Tamanho, formato, cor, material e preço devem ser levados em consideração

Escolher tapetes para casa é tarefa difícil. São tantas opções de cores,
tamanhos, formatos, materiais e preços que a decisão se torna praticamente uma
equação matemática. Afinal de contas, o objetivo do tapete é trazer charme e
aconchego ao ambiente e errar na escolha pode comprometer no resultado final da
decoração. Mas a missão de acertar não é missão impossível e alguns truques
ajudam na hora de decidir sem arrependimentos depois.

A primeira dica é deixar a escolha do tapete para o final do projeto de
ambientação. Isso porque, na hora de decidir, é preciso saber o tamanho do
espaço e a disposição dos móveis. O ambiente onde a peça será colocada também
influencia nas possibilidades. Não é recomendado, por exemplo, o uso de tapetes
muito caros em quartos de crianças ou de itens com pelos no banheiro, já que
estragaria a peça mais rapidamente. Para cozinhas e banheiros, recomenda-se
tapetes de fácil manutenção por serem locais de grande movimento e sujeitos a
sujeiras. Se existem crianças e animais de estimação em casa, fique atento às
cores claras, que sujam com mais facilidade.
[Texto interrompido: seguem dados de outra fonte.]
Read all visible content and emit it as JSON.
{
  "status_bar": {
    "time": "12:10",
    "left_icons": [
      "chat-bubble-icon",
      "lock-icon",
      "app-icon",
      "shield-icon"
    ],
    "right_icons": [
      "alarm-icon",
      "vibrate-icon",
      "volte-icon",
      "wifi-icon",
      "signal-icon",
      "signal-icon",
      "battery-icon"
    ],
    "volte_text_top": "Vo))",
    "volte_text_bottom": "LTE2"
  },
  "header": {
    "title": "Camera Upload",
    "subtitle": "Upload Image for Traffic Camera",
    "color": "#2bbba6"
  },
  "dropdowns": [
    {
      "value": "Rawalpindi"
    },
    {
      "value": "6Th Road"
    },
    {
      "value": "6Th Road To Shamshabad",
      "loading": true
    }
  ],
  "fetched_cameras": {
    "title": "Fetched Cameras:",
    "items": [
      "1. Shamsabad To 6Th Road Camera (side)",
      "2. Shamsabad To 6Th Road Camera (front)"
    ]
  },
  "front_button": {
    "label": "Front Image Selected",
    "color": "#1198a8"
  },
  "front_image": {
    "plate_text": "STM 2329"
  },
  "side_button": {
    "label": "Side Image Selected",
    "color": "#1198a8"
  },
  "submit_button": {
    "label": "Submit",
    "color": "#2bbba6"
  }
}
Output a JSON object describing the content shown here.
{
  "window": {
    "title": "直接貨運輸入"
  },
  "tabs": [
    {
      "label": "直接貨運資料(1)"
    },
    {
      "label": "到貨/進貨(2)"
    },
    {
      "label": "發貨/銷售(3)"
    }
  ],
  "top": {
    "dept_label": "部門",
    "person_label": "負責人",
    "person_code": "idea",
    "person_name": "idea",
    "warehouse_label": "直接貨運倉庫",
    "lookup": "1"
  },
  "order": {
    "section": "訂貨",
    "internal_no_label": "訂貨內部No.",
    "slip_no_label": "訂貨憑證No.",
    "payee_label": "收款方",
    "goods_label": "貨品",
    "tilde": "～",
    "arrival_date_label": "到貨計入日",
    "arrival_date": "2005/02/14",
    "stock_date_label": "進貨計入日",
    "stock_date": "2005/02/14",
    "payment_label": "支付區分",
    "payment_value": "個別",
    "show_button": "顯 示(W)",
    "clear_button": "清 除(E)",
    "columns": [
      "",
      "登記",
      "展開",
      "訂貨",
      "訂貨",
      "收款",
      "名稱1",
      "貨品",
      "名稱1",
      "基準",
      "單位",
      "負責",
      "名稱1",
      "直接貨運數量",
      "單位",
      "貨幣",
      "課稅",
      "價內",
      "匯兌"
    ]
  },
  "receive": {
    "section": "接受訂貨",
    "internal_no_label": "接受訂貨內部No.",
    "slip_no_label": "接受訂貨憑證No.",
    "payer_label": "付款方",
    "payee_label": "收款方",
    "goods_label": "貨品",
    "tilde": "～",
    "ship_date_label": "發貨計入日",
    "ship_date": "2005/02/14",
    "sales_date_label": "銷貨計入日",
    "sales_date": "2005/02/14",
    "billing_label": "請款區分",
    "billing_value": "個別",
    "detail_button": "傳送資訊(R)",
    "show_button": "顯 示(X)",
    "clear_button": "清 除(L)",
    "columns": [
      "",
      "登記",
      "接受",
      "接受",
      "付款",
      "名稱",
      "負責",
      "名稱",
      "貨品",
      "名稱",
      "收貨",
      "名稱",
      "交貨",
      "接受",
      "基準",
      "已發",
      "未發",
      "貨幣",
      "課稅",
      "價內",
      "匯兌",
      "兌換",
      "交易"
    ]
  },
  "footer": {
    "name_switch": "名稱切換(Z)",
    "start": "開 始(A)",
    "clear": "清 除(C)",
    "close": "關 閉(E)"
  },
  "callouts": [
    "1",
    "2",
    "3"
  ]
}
“Hoje, o mercado dispõe de vários tipos de tapetes: tipo carpete, com pelo médio
e pelo longo, natural, sisal, de couro, emborrachado que podem ser usados em
áreas externas e até sintético para alérgicos”, explica a arquiteta Juliana da
Mata. A escolha vai depender da demanda do proprietário, como ter bicho de
estimação, crianças, ser alérgico, e o que tem mais a ver com o seu estilo de
vida.

Outro passo importante é escolher o tamanho do tapete que deseja ou que melhor
se encaixe no ambiente. É comum ouvir que o item precisa ter início embaixo dos
pés do sofá, mas, hoje em dia, não existe padrão e tudo depende da cara que o
proprietário quer dar ao espaço.

“Não existe uma medida certa para o tapete. Ele pode estar centralizado no meio
da sala, alinhando com o sofá, como também pode abraçar toda a sala, passando
por baixo de todos os móveis que compõem o estar, como sofá, poltrona, recamier
e puffs”, explica a arquiteta.

Quanto à cor, o ideal é seguir a paleta de cores eleita para a decoração. “Pode
ser um tom a mais do piso ou um a menos para se destacar. Ele também pode ser um
complemento, um pano de fundo para uma ambientação”, reforça Julian. Mas se o
objetivo é dar destaque para o item, aí a ousadia está mais do que liberada. Em
um ambiente monocromático, você pode escolher um tapete mais colorido para que
ele ganhe mais destaque.

É possível ainda optar pelo uso de mais de um tapete e, desta forma, criar
ambientes distintos em um mesmo espaço da casa. É o caso da sala de estar e de
jantar na mesma divisão ou espaço de dormir e de trabalhar no mesmo quarto: eles
podem fazer uma diferenciação entre as duas divisões. Mas lembre-se que a tarefa
exige ainda mais cautela, já que é preciso combinar os dois tapetes e não deixar
o ambiente com aspecto pesado. Um tapete padronizado (geométrico, floral ou
oriental) pode cair muito bem com outro mais neutro, por exemplo.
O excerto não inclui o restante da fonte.